Now to the sexual harassment prevention bills signed or vetoed, let’s start with the biggies:
AB 1870 (Reyes) was vetoed. This veto was probably the biggest surprise for the employment community regarding bills touted as sexual harassment prevention bills. While this bill was widely publicized as a sexual harassment bill and had multiple bipartisan co-authors, the bill actually applied to all employment harassment and discrimination claims.
However, the problem with the bill is that it would have impeded the ability of the employer to eradicate inappropriate, potentially unlawful, behavior by extending the statute of limitations from 1 to 3 years. While Governor Brown highlighted this concern in his veto message, don’t be surprised if we see this bill again next year.
AB 2770 (Irwin) was signed. This was a CalChamber sponsored bill. The bill codifies case law to ensure victims of sexual harassment and employers are not sued for defamation by the alleged harasser when a complaint of sexual harassment is made and the employer conducts its internal investigation.
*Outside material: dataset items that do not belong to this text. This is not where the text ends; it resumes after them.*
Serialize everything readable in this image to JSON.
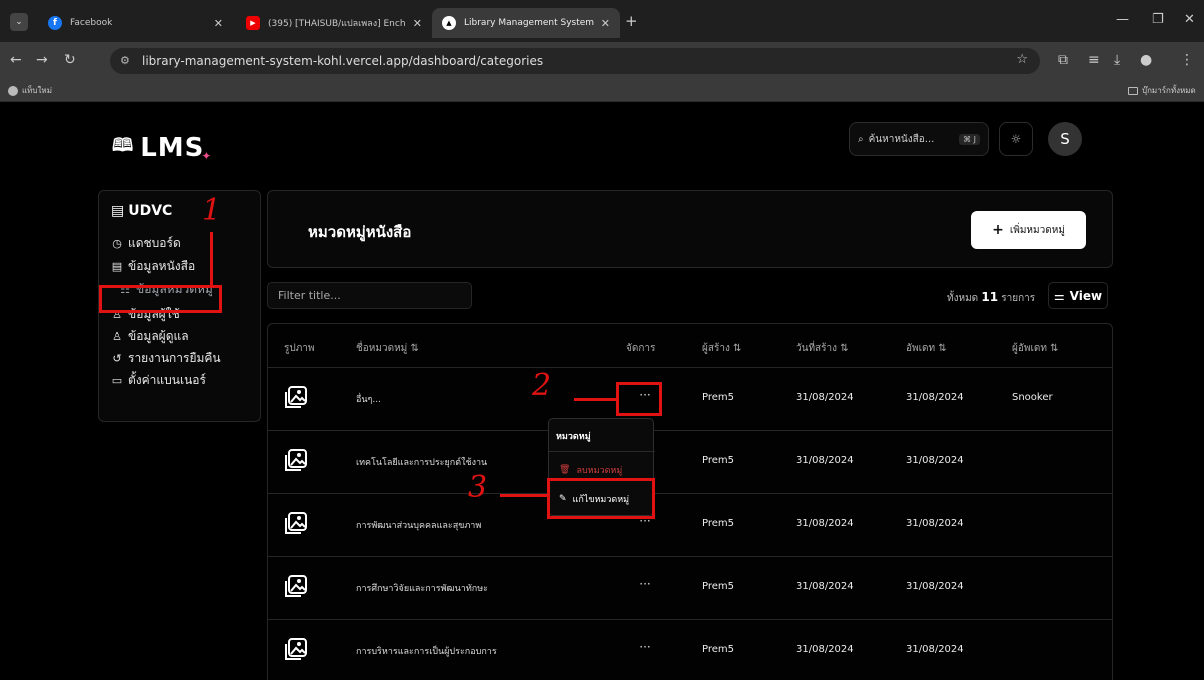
{
  "browser": {
    "tabs": [
      {
        "title": "Facebook",
        "favicon": "f"
      },
      {
        "title": "(395) [THAISUB/แปลเพลง] Ench",
        "favicon": "▶"
      },
      {
        "title": "Library Management System",
        "favicon": "▲"
      }
    ],
    "url": "library-management-system-kohl.vercel.app/dashboard/categories",
    "bookmark_left": "แท็บใหม่",
    "bookmark_right": "บุ๊กมาร์กทั้งหมด"
  },
  "app": {
    "logo_text": "LMS",
    "search_placeholder": "ค้นหาหนังสือ...",
    "search_shortcut": "⌘ J",
    "avatar_letter": "S"
  },
  "sidebar": {
    "title": "UDVC",
    "items": [
      {
        "label": "แดชบอร์ด",
        "icon": "◷"
      },
      {
        "label": "ข้อมูลหนังสือ",
        "icon": "▤"
      },
      {
        "label": "ข้อมูลหมวดหมู่",
        "icon": "☷"
      },
      {
        "label": "ข้อมูลผู้ใช้",
        "icon": "♙"
      },
      {
        "label": "ข้อมูลผู้ดูแล",
        "icon": "♙"
      },
      {
        "label": "รายงานการยืมคืน",
        "icon": "↺"
      },
      {
        "label": "ตั้งค่าแบนเนอร์",
        "icon": "▭"
      }
    ]
  },
  "main": {
    "title": "หมวดหมู่หนังสือ",
    "add_button": "เพิ่มหมวดหมู่",
    "filter_placeholder": "Filter title...",
    "total_prefix": "ทั้งหมด",
    "total_count": "11",
    "total_suffix": "รายการ",
    "view_button": "View",
    "columns": [
      "รูปภาพ",
      "ชื่อหมวดหมู่ ⇅",
      "จัดการ",
      "ผู้สร้าง ⇅",
      "วันที่สร้าง ⇅",
      "อัพเดท ⇅",
      "ผู้อัพเดท ⇅"
    ],
    "rows": [
      {
        "name": "อื่นๆ...",
        "creator": "Prem5",
        "created": "31/08/2024",
        "updated": "31/08/2024",
        "updater": "Snooker"
      },
      {
        "name": "เทคโนโลยีและการประยุกต์ใช้งาน",
        "creator": "Prem5",
        "created": "31/08/2024",
        "updated": "31/08/2024",
        "updater": ""
      },
      {
        "name": "การพัฒนาส่วนบุคคลและสุขภาพ",
        "creator": "Prem5",
        "created": "31/08/2024",
        "updated": "31/08/2024",
        "updater": ""
      },
      {
        "name": "การศึกษาวิจัยและการพัฒนาทักษะ",
        "creator": "Prem5",
        "created": "31/08/2024",
        "updated": "31/08/2024",
        "updater": ""
      },
      {
        "name": "การบริหารและการเป็นผู้ประกอบการ",
        "creator": "Prem5",
        "created": "31/08/2024",
        "updated": "31/08/2024",
        "updater": ""
      }
    ],
    "actions_glyph": "···"
  },
  "dropdown": {
    "label": "หมวดหมู่",
    "delete": "ลบหมวดหมู่",
    "edit": "แก้ไขหมวดหมู่"
  },
  "annotations": {
    "one": "1",
    "two": "2",
    "three": "3",
    "color": "#e01212"
  }
}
AB 3080 (Gonzalez Fletcher) was vetoed. This was the last of CalChamber’s “Job Killer” bills of the year and the only one that reached the Governor’s desk. While AB 3080 was also touted as a sexual harassment prevention bill, it actually had a sweeping effect on all employment claims either under the Labor Code or FEHA. AB 3080 would have significantly expanded employment litigation and increased costs for employers and employees by banning settlement agreements for labor and employment claims as well as arbitration agreements made as a condition of employment. As stated in the Governor’s veto, this bill is likely preempted under the Federal Arbitration Act. Regardless of the federal preemption, I have a feeling we will see this one again next year.
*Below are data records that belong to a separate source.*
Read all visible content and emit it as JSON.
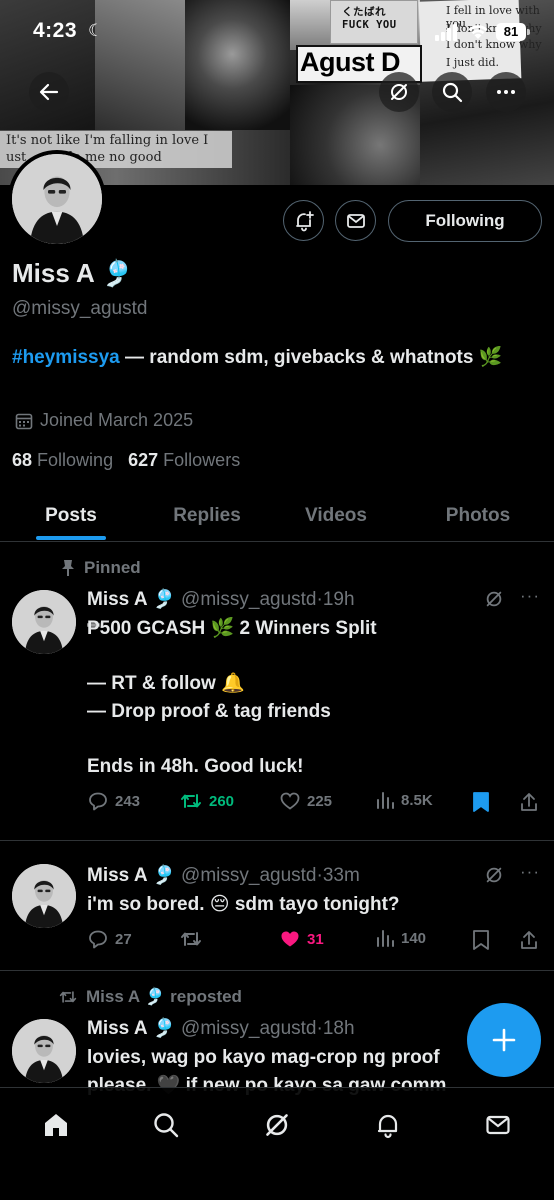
{
  "status_bar": {
    "time": "4:23",
    "battery": "81"
  },
  "banner": {
    "title_text": "Agust D",
    "sticker_lines": [
      "くたばれ",
      "FUCK YOU"
    ],
    "note_lines": [
      "I fell in love with you",
      "I don't know why",
      "I don't know why",
      "I just did."
    ],
    "quote_lines": [
      "It's not like I'm falling in love I",
      "ust … to do me no good"
    ]
  },
  "profile": {
    "name": "Miss A 🎐",
    "handle": "@missy_agustd",
    "bio_hashtag": "#heymissya",
    "bio_text": " — random sdm, givebacks & whatnots 🌿",
    "joined": "Joined March 2025",
    "following_count": "68",
    "following_label": "Following",
    "followers_count": "627",
    "followers_label": "Followers",
    "follow_button": "Following"
  },
  "tabs": [
    "Posts",
    "Replies",
    "Videos",
    "Photos"
  ],
  "posts": [
    {
      "pinned_label": "Pinned",
      "name": "Miss A 🎐",
      "handle": "@missy_agustd",
      "time": "19h",
      "text": "₱500 GCASH 🌿 2 Winners Split\n\n— RT & follow 🔔\n— Drop proof & tag friends\n\nEnds in 48h. Good luck!",
      "replies": "243",
      "reposts": "260",
      "likes": "225",
      "views": "8.5K"
    },
    {
      "name": "Miss A 🎐",
      "handle": "@missy_agustd",
      "time": "33m",
      "text": "i'm so bored. 😔 sdm tayo tonight?",
      "replies": "27",
      "reposts": "",
      "likes": "31",
      "views": "140"
    },
    {
      "repost_label": "Miss A 🎐 reposted",
      "name": "Miss A 🎐",
      "handle": "@missy_agustd",
      "time": "18h",
      "text": "lovies, wag po kayo mag-crop ng proof\nplease. 🖤 if new po kayo sa gaw comm"
    }
  ],
  "colors": {
    "accent": "#1d9bf0",
    "repost_green": "#00ba7c",
    "like_pink": "#f91880",
    "muted": "#71767b",
    "divider": "#2f3336"
  },
  "icons": {
    "back": "back-arrow-icon",
    "grok": "grok-icon",
    "search": "search-icon",
    "more": "more-icon",
    "subscribe": "bell-plus-icon",
    "message": "envelope-icon",
    "calendar": "calendar-icon",
    "pin": "pin-icon",
    "reply": "reply-icon",
    "repost": "repost-icon",
    "like": "heart-icon",
    "views": "views-icon",
    "bookmark": "bookmark-icon",
    "share": "share-icon",
    "compose": "plus-icon",
    "nav": [
      "home-icon",
      "search-icon",
      "grok-icon",
      "notifications-icon",
      "messages-icon"
    ]
  }
}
SB 820 (Leyva) was signed. This bill bans nondisclosure provisions in settlement agreements involving sexual misconduct. However, this bill has some unintended consequences including preventing the ability to informally resolve civil cases that include an allegation of harassment or failure to prevent harassment.
SB 1300 (Jackson) was signed. SB 1300 limits the use of nondisparagement agreements and general releases, expands employer liability for unlawful harassment by nonemployees and limits the ability of the defendant to recover attorney’s fees and costs. Additionally, through the codified intent language, the bill attempts to restrict the ability to summarily adjudicate harassment claims and attempts to lower the legal standard for actionable harassment claims by providing a directive to the courts on how they should interpret the law.
SB 1343 (Mitchell) was signed. This bill expands sexual harassment training requirements. Employers who have 5 or more employees, including temporary or seasonal employees, now must provide at least 2 hours of sexual harassment training to all supervisory employees and at least one hour of sexual harassment training to all nonsupervisory employees every two years.
While there was a slew of other employment related bills signed or vetoed, including additional sexual harassment related ones, these were the hot topics of the year that made it through the end of session.